Es gab einige Fälle in den besetzten Gebieten, bei denen ich als Generalstaatsanwalt mich verpflichtet fühlte, unserer Regierung mitzuteilen, dass ich nicht bereit bin, sie zu verteidigen. Und zwar jedes Mal, wenn ich der Meinung war, dass etwas nach den Regeln des internationalen Rechts oder nach moralischen Kritierien nicht zu rechtfertigen sei. Der Premierminister hat dann auch jedesmal beschlossen, die entsprechende Entscheidung zu ändern - wenn auch erst nach Diskussionen. Und als Richter habe ich dann auch nach 1992 beschlossen, dass es möglich ist, Gesetze wieder aufzuheben und für ungültig zu erklären, wenn sie gegen gewissse Normen von Grundgesetzen verstoßen, auch wenn diese Gesetze rechtsgültig verabschiedet wurden. Dass wir als Gericht erklärt haben, wir hätten das Recht, Gesetze aufzuheben, war eine sehr, sehr wichtige Entscheidung für Israel, die sich auch politisch auswirkte.

Wenn Sie heute davon hören, dass in Deutschland Anschläge auf Ausländer und auch auf Juden verübt werden, haben Sie dann das Gefühl, dass so etwas wie in der Vergangenheit wieder passsieren kann?
Ich bin ein heilloser Optimist, und ich hoffe, es auch zu bleiben. Wichtig aber ist, dass wir das, was wir durch unsere Medien über solche Vorfälle in Deutschland hören, auch von den deutschen Medien mitgeteilt bekommen. Und, dass die deutschen Medien ebenso von Reaktionen und Demonstrationen gegen diese Geschehnisse berichten. Ich erinnere mich, dass es in den 30er Jahren, als ich noch in Deutschland war, keinerlei Widerstand gegen solche Untaten gab. Es genügt nicht, dass die deutsche Öffentlichkeit, die deutsche Jugend, solche Vorkommnisse heute ablehnt, sondern sie muss auch aktiv alles dagegen tun, um eine Ausbreitung, um eine Entwicklung in eine negative Richtung zu verhindern. Ich bin oller Hoffnung, dass die Deutschen den Willen und die Möglichkeiten haben, mit diesen Problemen fertig zu werden.

Gabriel Bach, 1927 in Halberstadt geboren, in Berlin zur Schule gegangen, flüchtete mit seiner Familie 1938 nach Holland, zwei Wochen vor dem Novemberpogrom. 1940 wanderte die Familie nach Palästina aus, einen Monat vor dem deutschen Überfall auf die Benelux-Staaten. Später erfuhr Bach, dass die Armee den Einmarsch nach Holland zwischen dem September 1939 und März 1940 sieben Mal verschoben hatte.
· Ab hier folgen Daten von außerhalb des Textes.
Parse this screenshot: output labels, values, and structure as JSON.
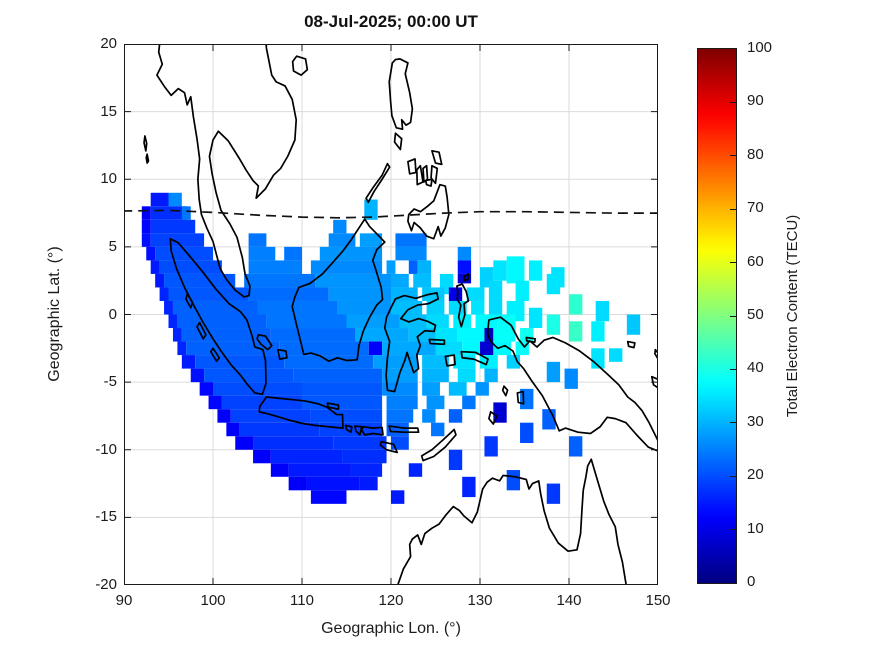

Und er erfuhr, dass er der einzige Überlebende seiner Schule in Holland ist. Am Eichmann-Prozess in Jerusalem 1961 wirkte er nicht nur als stellvertretender Ankläger mit, bei der Voruntersuchung beriet er das Polizeibüro juristisch. 1969 wurde Bach Generalstaatsanwalt (für 13 Jahre); anschließend war er (bis 1997) Oberrichter am höchsten Gericht Israels.